Something deliberately fraudulent is simply theft. As we’ve discussed in the thread, cybersecurity and authorization procedures are a valid concern when remote control of fully autonomous vehicles is widely available. But this has nothing to do with the narrow repossession issue. All owners will want the remote control feature to be enabled for their own use, to tell their car to pick them up at the airport, or to go and pick the kids up at school. So owner remote control will need to be secure from theft.

The issue is erroneous repossession. And this problem derives principally from the antagonistic situation where the repo guy needs to be secretive about repossessions. But if you cannot abscond and hide an autonomous vehicle, this removes any incentive for the lender not be completely open in contacting you multiple times to warn you, including sending reminders direct to the car. A repo guy will certainly not warn you at the last minute, but for people in financial difficulty, last minute warnings may elicit payment. So this may also reduce the number of valid reposessions that could have been avoided with a last minute payment. No lender wants to carry out more repossessions if they can be avoided, it costs time and money, and with erroneous repossessions potentially a lot of money in lawsuits.

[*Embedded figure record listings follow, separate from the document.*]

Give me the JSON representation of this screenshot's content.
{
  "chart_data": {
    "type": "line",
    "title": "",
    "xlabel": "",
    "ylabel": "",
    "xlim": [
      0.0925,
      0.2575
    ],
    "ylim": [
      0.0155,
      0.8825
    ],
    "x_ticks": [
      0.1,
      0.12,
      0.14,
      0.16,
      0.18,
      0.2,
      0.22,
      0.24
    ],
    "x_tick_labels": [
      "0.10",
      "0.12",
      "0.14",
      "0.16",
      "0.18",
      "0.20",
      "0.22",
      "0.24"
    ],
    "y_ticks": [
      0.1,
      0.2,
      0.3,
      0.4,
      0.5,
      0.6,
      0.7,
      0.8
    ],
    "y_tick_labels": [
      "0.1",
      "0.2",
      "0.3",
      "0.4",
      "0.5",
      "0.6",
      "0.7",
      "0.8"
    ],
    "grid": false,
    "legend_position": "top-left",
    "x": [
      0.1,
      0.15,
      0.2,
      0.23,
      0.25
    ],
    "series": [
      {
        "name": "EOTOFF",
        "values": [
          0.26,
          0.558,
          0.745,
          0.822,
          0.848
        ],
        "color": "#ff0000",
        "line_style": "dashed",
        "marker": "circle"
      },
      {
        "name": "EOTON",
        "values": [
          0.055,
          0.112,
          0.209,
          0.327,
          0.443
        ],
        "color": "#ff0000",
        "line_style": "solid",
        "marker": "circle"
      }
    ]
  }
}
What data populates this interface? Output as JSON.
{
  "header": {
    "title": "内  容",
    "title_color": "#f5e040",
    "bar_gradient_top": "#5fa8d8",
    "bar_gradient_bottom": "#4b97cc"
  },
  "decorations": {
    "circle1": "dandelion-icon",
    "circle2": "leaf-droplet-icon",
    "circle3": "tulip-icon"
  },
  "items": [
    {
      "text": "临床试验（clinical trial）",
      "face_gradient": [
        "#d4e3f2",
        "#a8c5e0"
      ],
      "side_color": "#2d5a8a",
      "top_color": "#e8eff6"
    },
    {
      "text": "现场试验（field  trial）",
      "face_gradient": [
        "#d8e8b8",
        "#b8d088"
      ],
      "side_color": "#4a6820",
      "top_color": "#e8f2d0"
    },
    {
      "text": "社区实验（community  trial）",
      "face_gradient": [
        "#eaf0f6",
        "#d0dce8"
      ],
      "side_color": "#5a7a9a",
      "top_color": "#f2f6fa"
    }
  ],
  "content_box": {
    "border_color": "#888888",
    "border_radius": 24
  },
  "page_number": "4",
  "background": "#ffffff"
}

Not if the car is fitted with a ‘steer by wire’ system, i.e. no mechanical linkage between the steering wheel and the front wheels. The software could then disable the steering wheel and steer the front wheels by controlling the electric motors inherent in such systems. Very few cars have this at the moment but my guess is more are likely in the future.

Yes, when cars are fully autonomous, the manual steering wheel will surely be something that not only isn’t moving around, but also folds out of the way.

Couldn’t a system like this totally end the problem of dangerous police car pursuits? The cops spot your getaway car (or stolen car, or car hijacked with a kid in the back seat, whatever) do some sort of override procedure and order the car to pull over and park itself.

They’ve been working on this kind of technology even before the advent of autonomous vehicles:

I kind of agree, except there would still be a concern that the soon-to-be ex-owners might trash the car.

I think it’s a moot point though. Once there are fully autonomous vehicles most people won’t own one.

If (I’m not optimistic enough to see it as when) cars are ever fully autonomous, I’d hope the licensing structure changes such that the vast majority of people aren’t allowed to use the steering wheel. The current system, where we let everyone except the top 0.1% of reckless idiots drive a car with basically no enforcement of safety rules, is not necessary in a system where you can summon a car with the push of a button. Driving would ideally become a serious professional qualification, with continuing education requirements and strict enforcement of even the most minor violations.

Yes, no doubt pretty soon after fully autonomous driving there won’t be any steering wheels at all. A failure of the autonomous driving system would result in a tow, just like any other mechanical failure. And we won’t be waiting around for the tow. As @CaveMike says, private car ownership will plummet except perhaps in remote areas. We’ll just be summoning the nearest vehicle.